L’intérêt de la résection
pancréatique palliative reste à prouver.
Lorsqu’elle est réalisée chirurgicalement, l’anastomose biliaire doit porter sur la voie biliaire
principale et s’associer à une dérivation gastrique.
– L’obstruction duodénale survient chez 10 à 20 % des patients ayant
une tumeur non résécable.
Une étude prospective contrôlée a
confirmé l’intérêt, en cas de laparotomie, à réaliser, même en
l’absence de sténose duodénale, une dérivation digestive en
complément de la dérivation biliaire.
Les modalités techniques
de cette gastroentéroanastomose sont discutées ; le siège précolique
de l’anastomose réduit le risque d’envahissement secondaire par la
tumeur au prix d’un fonctionnement moins physiologique que celui
de l’anastomose transmésocolique, mieux tolérée.
La mise en place
par voie endoscopique ou sous contrôle radiologique de prothèse
métallique est une nouvelle option thérapeutique dont la place
précise reste à déterminer.
– La prise en charge de la douleur est essentielle et indissociable des
autres thérapeutiques.
Trente à 40 % des patients présentent des
douleurs au moment du diagnostic ; la majorité d’entre eux s’en
plaindront au cours de l’évolution.
Les antalgiques sont utilisés de
façon graduelle en fonction de l’évaluation clinique ; le recours aux
morphiniques est fréquent.
Une autre alternative est l’alcoolisation
des nerfs splanchniques, soit par voie percutanée guidée par
échographie ou par tomodensitométrie, soit sous échoendoscopie
par voie transgastrique.
Cette technique permet une sédation
douloureuse dans près de 80 % des cas, mais n’est pas dénuée de
complications : une hypotension transitoire, des hématuries, des
complications neurologiques, la survenue d’une incontinence
urinaire ou anale ayant été décrites.
Lorsqu’une laparotomie
exploratrice est indiquée, la réalisation d’une splanchnicectomie
transhiatale est un geste techniquement simple qu’il faut toujours
discuter ; elle complète utilement les dérivations bilio- et
gastrodigestives réalisées.
La radiothérapie externe dans un but antalgique peut aussi être
intéressante, mais son délai d’action est variable.

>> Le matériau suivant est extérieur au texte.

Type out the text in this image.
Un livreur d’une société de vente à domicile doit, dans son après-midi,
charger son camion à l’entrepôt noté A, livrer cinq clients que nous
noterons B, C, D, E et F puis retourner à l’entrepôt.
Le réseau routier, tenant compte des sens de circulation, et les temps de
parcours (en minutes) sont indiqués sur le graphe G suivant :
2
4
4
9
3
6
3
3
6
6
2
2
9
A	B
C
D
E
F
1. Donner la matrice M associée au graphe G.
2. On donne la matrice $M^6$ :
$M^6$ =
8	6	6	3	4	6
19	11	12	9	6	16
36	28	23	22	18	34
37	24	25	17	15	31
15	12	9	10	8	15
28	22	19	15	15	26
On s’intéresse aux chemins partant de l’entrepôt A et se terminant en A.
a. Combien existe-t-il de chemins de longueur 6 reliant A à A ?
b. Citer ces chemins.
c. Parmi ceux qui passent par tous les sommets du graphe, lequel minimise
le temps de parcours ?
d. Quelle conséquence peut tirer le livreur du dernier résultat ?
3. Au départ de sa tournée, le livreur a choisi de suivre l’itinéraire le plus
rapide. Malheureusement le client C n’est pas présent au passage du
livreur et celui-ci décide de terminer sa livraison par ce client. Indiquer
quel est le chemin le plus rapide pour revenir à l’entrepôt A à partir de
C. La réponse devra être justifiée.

La survie après simple laparotomie avoisine 3 mois et demi; elle
atteint 8 à 9 mois environ lorsqu’une dérivation chirurgicale a été
réalisée.
De tels résultats incitent évidemment à rechercher des
traitements adjuvants ou néoadjuvants susceptibles de modifier ces
résultats.
C - CHIMIOTHÉRAPIE
:
Elle est palliative pour les formes métastatiques où le pronostic
spontané est en moyenne de 2 à 3 mois si l’état général du patient le
permet (selon l’Organisation mondiale de la santé, inférieur à 2
mois).
Trois études contrôlées comparant la chimiothérapie à un bras
contrôle ne recevant que des soins palliatifs ont montré un bénéfice
significatif sur la survie de l’ordre de 4 mois, avec une
amélioration de la qualité de vie.
Pour les formes localement avancées où le pronostic spontané est de
l’ordre de 6 à 8 mois, la chimiothérapie a pour but d’obtenir un
contrôle local optimal et de prévenir l’évolution métastatique.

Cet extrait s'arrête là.